Foto: Judith Pendzialek
In der Heidelberger Steingasse 9 zwischen der Heiliggeistkirche und der alten Brücke befindet sich an der Hausmauer eine Gedenktafel für die im Nationalsozialismus verfolgten Heidelberger Sinti. Diese wurde auf Bestreben des Landesverbands Deutscher Sinti und Roma Baden-Württemberg unter der damaligen Vorsitzenden Ilona Lagrene initiiert und am 11.05.1993 eingeweiht. Die Plastik aus Sandstein zeigt sich umarmende und tröstende Menschen. Auf der Inschrift darunter ist zu lesen: "Zum Gedenken an die Heidelberger Sinti, die dem NS-Völkermord zum Opfer fielen." Die künstlerische Ausgestaltung übernahm die „Sinti Werkstatt“ im rheinland-pfälzischen Albersweiler. Die „Sinti-Werkstatt“ ist eine Genossenschaft, die die Handwerkstradition der Steinmetzkunst von Sinti fördert. Sie geht auf den evangelischen Kirchentag 1985 zurück, bei dem die Steinmetzkunst präsentiert wurde. Daraus entwickelte sich die Idee der „Sinti-Werkstatt“. In Kooperation mit dem Zentralrat Deutscher Sinti und Roma, der Freudenberg-Stiftung und Projektmittel des Bundesbildungsministeriums entstand zwei Jahre später 1987 die „Sinti- Werkstatt“ in Albersweiler.

Foto: Judith Pendzialek
Quelle
http://gedenkorte.sintiundroma.de/index.php?ortID=38 http://gedenkorte.sintiundroma.de/
index.php?ortID=38
Literatur
Puvogel, Ulrike & Stankowski, Martin: Gedenkstätten für die Opfer des Nationalsozialismus. Eine Dokumentation. Bonn 1995, S. 45-46. Delfeld sen., Jacques: Die Bügerrechtsbewegung der Sinti und Roma in Deutschland. Das Beispiel Rheinland-Pfalz. In: v. Mengersen, Oliver (Hrsg.): Sinti und Roma. Eine deutsche Minderheit zwischen Diskriminierung und Emanzipation. Bonn 2015, S. 233- 244.

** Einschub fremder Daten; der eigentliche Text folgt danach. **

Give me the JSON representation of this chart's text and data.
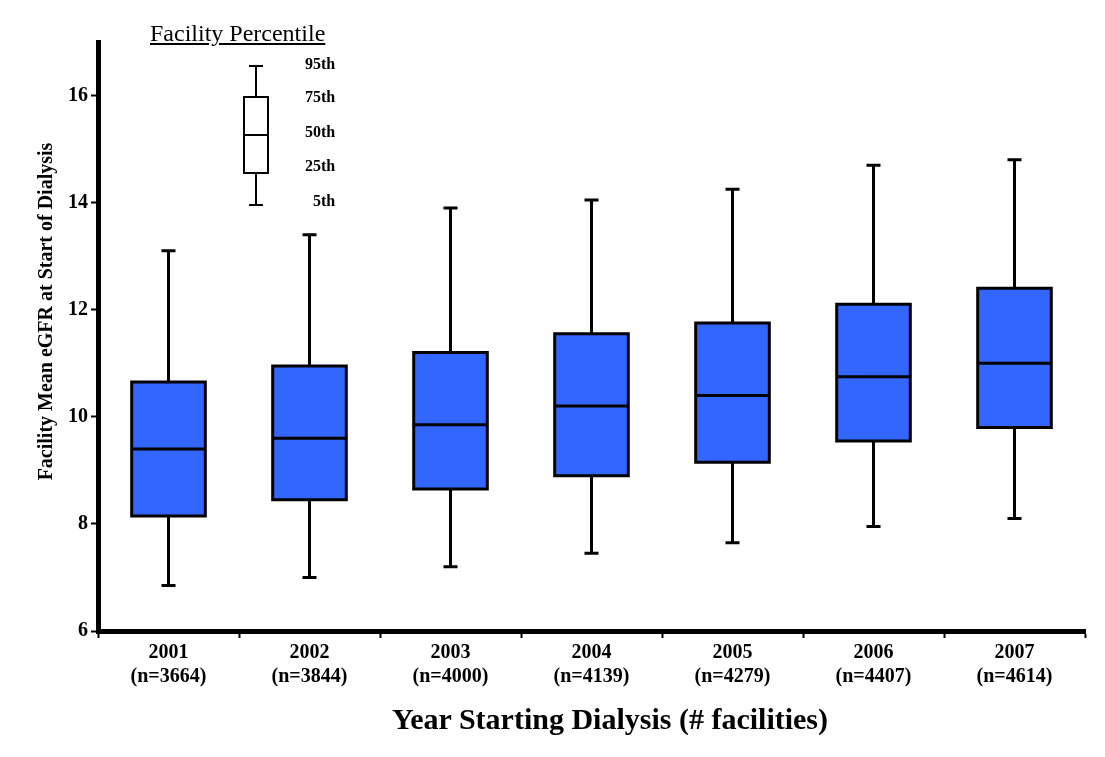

Ein Kurzportrait von Ilona Lagrene

Ilona Lagrene in einem Videoausschnitt aus der Veranstaltung „Künstlerische Formen gegen Antiziganismus“ am 18.03.19 im Interkulturellen Zentrum in Heidelberg, in der sie als Gastrednerin
auftrat.
Die Familie Lagrene wohnte seit Jahrhunderten in der Heidelberger Altstadt. Im Jahr 1936 zog die Familie, aufgrund der Vertreibung im Nationalsozialismus, nach Ludwigshafen, wo ihr Vater bei der BASF arbeitete. Am 16. Mai 1940 wurde ihre Familie über den Hohenasberg bei Ludwigsburg im verschiedenen Konzentrationslager deportiert. Viele ihrer Angehörigen wurden in Radom bei Erschießungen oder in Auschwitz ermordet.
Nach dem Zweiten Weltkrieg kehrten ihre Eltern nach Heidelberg zurück. Dort wurde Ilona Lagrene 1950 in der Pfaffengasse in der Heidelberger Altstadt geboren. Die Berichte über die Verfolgung, die Ermordung und das daraus entstehende Leid für die Sinti und Roma im Nationalsozialismus prägten Ilona Lagrene, ebenso die Erinnerungskultur der Minderheit insgesamt, stark. Diese Ungerechtigkeit bewegte Ilona Lagrene, wie ihr Mann Reinhold Lagrene, dazu sich der Bürgerrechtsbewegung anzuschließen.
Unser Respekt gilt Ihrem unermüdlicher Kampf um die Orte der Erinnerung, bei dem sie oft mit dem Gegenwind aus der Mehrheitsgesellschaft konfrontiert war. Jede öffentliche Errichtung von Denkmälern musste hartnäckig erkämpft werden.
Die Gedenktafel am Bahnhof in Asperg, wo im Mai 1940 die erste große Deportation südwestdeutscher Sinti und Roma erfolgte, konnte erst 1995 (nach dreijähriger Auseinandersetzung mit der Deutschen Bahn AG) eingeweiht werden. Auch die Gedenktafel an der Stiftskirche in Tübingen gingen mehrjährige politische Auseinandersetzungen mit der Stadt Tübingen voraus. Obwohl die Verfolgung von Sinti und Roma hier einen ihrer wichtigsten Ausgangspunkte hatte. Ebenso ist es der Initiative von Ilona Lagrene zu verdanken, dass die Gedenktafel in der Steingasse in der Heidelberger Altstadt angebracht wurde.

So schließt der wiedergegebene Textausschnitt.